I wish that my grandfather would leave the bedroom, go to the kitchen sometimes, be at the house. I find that the repetition of this exact phrase with no variance allows me to skip over "ka lumi moe" and not register it as the bedroom because where else would grandpa be? According to this lesson, that's it. Grandpa is in the bedroom forever.


I wish Duolingo would not use contractions in their prompts and responses. Particularly, the apostrophe-s to contract the subject with the word "is." In good English writing style, contractions should be eliminated in print when not marking a possessive. End of rant. Sorry.

[deactivated user]

    "i" implies "to" or "at." Whereas "ma" implies "in."


    do you mean "ma" implies "in" as in "inside"?


    The way I understand it, "ma" is only used to indicate where something is in space - so "in" or "on" and also "at" when used to indicate a stationary location (I'm not sure if it can also be used for "by" and also when it can or can't be used for time). On the other hand "i" can have all those meanings plus also indicate direction of motion, so "to", "at" (when indicating direction, like "he threw it at her", or time).


    What is the diference between "i" and "ma", both meaning "in"?


    I am not sure why they use "i" here but I found this sentence with ma:

    • Aia koʻu tūtū kāne ma ka lumi moe...

    So, waiting for the explanation...


    According to wikitionary, they both mean in/at so you can use either. In other words, there is no difference between them apparently.

    Hope that makes sense :-)


    I thought the Hawaiian alphabet only had 13 letters:

    a e i o u h k l m n p w ʻ

    Why is tūtū using t?


    It's an old form for grandma.

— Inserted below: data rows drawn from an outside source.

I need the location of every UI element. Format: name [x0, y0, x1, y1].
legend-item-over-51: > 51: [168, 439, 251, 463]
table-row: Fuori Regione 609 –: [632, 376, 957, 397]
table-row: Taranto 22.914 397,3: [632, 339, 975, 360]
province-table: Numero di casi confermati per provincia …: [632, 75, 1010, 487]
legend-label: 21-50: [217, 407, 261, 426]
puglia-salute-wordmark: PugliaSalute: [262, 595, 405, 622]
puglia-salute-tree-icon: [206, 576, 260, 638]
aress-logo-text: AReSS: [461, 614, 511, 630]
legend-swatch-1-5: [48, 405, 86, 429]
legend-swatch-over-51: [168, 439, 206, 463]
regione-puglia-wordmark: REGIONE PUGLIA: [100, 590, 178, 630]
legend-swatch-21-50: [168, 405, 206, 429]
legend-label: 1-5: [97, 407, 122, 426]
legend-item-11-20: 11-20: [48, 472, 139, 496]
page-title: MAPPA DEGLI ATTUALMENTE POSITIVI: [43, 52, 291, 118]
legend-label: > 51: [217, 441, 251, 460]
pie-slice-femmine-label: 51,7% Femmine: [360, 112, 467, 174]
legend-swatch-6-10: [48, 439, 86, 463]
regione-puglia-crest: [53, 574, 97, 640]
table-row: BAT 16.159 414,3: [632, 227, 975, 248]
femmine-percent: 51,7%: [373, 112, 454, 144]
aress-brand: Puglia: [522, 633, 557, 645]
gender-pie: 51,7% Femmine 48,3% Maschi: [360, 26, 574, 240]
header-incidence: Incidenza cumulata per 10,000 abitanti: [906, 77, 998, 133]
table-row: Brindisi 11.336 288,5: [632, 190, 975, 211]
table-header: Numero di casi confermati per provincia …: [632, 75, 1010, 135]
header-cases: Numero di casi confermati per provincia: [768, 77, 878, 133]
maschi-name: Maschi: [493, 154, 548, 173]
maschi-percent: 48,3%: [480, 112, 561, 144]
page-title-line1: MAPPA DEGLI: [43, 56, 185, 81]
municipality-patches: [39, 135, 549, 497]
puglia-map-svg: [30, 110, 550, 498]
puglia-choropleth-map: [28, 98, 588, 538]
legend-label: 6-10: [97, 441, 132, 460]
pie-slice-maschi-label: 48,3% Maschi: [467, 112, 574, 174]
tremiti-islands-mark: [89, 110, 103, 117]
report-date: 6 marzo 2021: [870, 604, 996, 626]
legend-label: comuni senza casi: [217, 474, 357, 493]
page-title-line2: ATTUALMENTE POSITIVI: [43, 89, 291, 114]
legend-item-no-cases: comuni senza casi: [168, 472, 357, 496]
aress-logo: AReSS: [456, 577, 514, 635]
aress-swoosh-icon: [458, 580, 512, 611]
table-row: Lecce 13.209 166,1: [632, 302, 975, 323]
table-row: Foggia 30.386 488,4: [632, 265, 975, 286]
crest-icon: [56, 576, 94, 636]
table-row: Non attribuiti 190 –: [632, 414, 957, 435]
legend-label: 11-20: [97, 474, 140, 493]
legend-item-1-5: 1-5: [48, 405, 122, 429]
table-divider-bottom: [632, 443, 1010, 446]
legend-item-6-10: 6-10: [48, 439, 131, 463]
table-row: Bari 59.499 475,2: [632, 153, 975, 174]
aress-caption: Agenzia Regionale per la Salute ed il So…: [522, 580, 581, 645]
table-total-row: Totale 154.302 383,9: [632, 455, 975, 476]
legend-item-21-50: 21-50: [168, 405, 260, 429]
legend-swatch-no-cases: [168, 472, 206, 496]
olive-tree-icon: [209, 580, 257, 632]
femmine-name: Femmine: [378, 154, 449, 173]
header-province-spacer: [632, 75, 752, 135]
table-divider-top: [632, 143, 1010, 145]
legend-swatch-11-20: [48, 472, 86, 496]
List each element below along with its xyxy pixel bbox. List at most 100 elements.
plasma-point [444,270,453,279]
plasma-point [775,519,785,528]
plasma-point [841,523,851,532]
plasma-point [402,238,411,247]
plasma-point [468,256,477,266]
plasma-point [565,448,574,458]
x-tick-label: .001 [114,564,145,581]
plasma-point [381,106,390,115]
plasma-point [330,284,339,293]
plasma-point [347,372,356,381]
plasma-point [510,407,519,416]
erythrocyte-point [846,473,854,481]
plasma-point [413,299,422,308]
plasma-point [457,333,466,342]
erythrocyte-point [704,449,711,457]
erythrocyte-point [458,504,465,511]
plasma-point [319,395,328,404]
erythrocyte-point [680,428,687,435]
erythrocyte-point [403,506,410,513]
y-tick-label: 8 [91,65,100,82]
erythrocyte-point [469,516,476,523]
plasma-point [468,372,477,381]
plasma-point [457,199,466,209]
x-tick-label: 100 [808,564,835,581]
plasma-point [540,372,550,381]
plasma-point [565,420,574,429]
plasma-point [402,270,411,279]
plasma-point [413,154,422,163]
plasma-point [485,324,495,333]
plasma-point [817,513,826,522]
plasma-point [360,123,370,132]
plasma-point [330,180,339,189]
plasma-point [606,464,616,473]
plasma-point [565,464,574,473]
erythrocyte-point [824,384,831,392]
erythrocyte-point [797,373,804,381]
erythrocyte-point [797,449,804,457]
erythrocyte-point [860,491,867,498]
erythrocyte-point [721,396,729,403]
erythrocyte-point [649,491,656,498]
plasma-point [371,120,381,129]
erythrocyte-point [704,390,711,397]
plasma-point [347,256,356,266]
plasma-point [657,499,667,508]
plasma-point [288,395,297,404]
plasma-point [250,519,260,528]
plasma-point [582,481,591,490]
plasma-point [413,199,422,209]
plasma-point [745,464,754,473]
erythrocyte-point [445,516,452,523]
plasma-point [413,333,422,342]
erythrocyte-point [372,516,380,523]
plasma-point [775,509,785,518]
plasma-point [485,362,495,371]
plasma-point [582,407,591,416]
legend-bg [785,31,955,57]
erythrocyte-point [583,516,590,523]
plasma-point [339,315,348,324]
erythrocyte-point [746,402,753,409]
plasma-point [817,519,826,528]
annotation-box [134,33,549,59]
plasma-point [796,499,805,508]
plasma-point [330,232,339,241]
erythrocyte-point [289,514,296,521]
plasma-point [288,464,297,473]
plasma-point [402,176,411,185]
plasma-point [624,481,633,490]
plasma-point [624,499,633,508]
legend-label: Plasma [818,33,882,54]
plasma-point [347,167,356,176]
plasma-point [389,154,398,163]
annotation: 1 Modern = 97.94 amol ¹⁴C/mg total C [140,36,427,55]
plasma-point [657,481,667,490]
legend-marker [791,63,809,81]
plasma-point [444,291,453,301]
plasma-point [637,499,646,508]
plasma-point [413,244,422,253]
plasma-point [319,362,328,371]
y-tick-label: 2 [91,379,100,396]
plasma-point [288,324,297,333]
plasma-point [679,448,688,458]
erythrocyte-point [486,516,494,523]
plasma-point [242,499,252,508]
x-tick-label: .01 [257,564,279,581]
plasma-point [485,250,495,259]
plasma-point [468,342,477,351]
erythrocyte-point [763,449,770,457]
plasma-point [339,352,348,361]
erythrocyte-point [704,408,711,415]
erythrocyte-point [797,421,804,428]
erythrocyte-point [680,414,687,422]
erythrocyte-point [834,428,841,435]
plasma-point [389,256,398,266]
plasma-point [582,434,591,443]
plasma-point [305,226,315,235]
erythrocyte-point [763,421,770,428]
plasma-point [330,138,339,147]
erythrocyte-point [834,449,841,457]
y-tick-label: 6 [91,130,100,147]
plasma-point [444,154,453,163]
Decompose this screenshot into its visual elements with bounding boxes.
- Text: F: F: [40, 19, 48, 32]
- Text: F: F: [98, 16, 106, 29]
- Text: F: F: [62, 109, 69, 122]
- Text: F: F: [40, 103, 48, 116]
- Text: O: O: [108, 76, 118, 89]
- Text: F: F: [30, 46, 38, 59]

There are still many natives that use t,r, and s in their spoken language.


    I thought there was no Hawaiian word for "is"?


    Right. "Aia" marks the sentence as identifying something being at a particular location in space or time. In English we use "is" for that sort of thing, but "aia" has a more specific meaning and is not the same as "is". Also, in some sentences "aia" is more conveniently translated as "there is".